The phone rings. I hear my mama’s voice talkin soft.

"Yes, I know. I’m sorry. Yes, but it’s the best I can do. Give me time. Things will turn around. Please. At least I’m sending something. No, I can’t do that. Not more. Not yet. Maybe next paycheck…."

It’s the same thing everyday. The phone rings and Mama talks. Then, Mama cries. I hear her.

Today I sneak out of bed to peak into her room. She’s at her desk with her head on her arms, like she’s takin rest time at school. She is quiet but her shoulders shake. I see it. Why is Mama so sad all the time? I run back to my room and dump out my crayons on the floor. I draw lots of happy things for Mama. Big rainbows, the zoo, her and me with balloons, and a smiling sun with big cool shades on. She loves big dark shades! She wears them so the sun doesn’t make her sneeze. We’re eatin ice cream too. Mama loves ice cream, the kind with cherries and big chocolate chunks in vanilla, dipped in rainbow sprinkles. That’s her favorite.

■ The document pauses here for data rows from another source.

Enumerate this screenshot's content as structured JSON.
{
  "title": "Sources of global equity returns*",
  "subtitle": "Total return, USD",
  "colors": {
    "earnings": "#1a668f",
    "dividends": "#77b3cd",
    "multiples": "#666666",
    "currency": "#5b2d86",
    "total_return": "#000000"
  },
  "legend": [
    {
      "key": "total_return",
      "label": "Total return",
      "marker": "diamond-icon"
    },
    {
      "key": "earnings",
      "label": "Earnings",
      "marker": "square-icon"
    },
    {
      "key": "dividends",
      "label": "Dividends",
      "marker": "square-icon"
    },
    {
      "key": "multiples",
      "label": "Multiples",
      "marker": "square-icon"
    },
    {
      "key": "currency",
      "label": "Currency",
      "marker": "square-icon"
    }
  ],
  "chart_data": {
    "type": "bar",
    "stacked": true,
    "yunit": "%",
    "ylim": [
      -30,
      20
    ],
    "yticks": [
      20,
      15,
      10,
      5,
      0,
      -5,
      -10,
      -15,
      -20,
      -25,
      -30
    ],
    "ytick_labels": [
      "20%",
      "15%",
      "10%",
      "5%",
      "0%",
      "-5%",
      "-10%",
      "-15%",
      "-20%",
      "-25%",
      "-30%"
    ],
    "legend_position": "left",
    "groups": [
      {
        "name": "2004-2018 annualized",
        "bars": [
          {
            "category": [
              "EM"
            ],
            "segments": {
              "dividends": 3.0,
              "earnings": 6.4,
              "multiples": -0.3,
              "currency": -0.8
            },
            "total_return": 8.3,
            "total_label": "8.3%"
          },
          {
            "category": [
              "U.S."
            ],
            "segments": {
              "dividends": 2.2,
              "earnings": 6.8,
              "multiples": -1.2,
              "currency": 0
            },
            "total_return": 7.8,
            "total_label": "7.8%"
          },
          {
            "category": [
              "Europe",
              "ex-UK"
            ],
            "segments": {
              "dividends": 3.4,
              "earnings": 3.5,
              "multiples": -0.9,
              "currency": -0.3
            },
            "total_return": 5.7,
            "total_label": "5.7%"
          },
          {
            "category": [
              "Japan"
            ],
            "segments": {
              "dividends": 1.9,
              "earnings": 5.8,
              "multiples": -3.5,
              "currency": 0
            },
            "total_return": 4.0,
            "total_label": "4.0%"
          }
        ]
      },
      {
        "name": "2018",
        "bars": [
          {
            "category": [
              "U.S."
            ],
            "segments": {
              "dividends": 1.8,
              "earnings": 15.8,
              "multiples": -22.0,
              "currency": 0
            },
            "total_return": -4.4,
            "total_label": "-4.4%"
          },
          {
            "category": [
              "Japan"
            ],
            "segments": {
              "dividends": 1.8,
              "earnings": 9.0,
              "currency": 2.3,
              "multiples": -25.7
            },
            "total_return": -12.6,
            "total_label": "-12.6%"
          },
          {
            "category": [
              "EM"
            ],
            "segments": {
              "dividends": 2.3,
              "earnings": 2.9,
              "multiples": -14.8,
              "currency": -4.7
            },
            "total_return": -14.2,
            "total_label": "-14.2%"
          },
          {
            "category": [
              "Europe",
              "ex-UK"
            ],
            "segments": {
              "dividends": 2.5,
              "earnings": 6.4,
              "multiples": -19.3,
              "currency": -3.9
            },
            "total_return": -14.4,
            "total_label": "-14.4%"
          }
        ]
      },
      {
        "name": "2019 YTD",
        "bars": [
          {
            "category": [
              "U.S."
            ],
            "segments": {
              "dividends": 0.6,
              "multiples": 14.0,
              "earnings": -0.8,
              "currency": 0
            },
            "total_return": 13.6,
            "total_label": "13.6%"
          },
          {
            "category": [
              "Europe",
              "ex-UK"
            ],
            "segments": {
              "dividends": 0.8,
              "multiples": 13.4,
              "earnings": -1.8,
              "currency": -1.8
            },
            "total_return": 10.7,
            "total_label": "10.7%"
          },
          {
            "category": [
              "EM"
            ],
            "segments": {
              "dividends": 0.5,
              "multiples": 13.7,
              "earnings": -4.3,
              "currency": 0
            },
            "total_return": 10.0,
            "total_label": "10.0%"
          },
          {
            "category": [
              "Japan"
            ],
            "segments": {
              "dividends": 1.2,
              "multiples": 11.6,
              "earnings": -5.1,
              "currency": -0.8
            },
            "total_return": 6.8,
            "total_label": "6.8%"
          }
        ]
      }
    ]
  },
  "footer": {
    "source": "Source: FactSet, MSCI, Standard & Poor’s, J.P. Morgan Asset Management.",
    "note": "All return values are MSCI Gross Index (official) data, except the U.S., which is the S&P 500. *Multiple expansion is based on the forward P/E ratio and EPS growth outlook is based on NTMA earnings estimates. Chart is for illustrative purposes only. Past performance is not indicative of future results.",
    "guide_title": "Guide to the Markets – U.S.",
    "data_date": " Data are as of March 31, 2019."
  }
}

I go back to Mama’s room hidin the picture behind my back. I tiptoe in. She’s not shakin now. Just restin with her head on her arms. Maybe she’s nappin? Sometimes I fall asleep during rest time at school. I sneak up and give her the biggest bear hug I can. My bear hugs always make Mama smile.

"Why you cryin Mama?"

Tears are good, sweetie pie, they wash away the poisons”

“What poisons?”

“The bad things like hate, anger, and frustration

“What’s frustashun?”

“When something gets so bad and you know there’s nothing you can do about it ‘cept wait it out”

“Oh”

She always answers my questions. I can ask her anythin. I give Mama her present. She is smilin now. She wipes the frustashun off her face with a kleenex and holds up my picture to see it better. We go to the kitchen to make some lunch. Peanutbutter and Jelly. My favorite! With apple slices too. Mama never eats with me though. She’s on a diet. I don’t know why. She’s not big and fat. Her dress looks like a big old circus tent on her, kind of hangs there.

While I’m eatin she talks about walkin in the zoo. We don’t get balloons no more. She said someday she’ld get me the biggest bunch of balloons with all the colors of the rainbow. We don’t get ice cream no more neither. But, we still walk around the zoo lookin at all the animals. She ties a string onto my picture and hangs it up in the window. I put my plate in the sink and put on my shoes tyin them all by myself. We hold hands, go outside, then Mama turns me around to show me my picture waving back and forth in the breeze.

“See that sweetie pie? As long as we have that everything will be fine.”

“My picture?”

“That’s hope, dangling by a string.”

“I better make lots of pictures then”

“You won’t need to, that thread won’t break."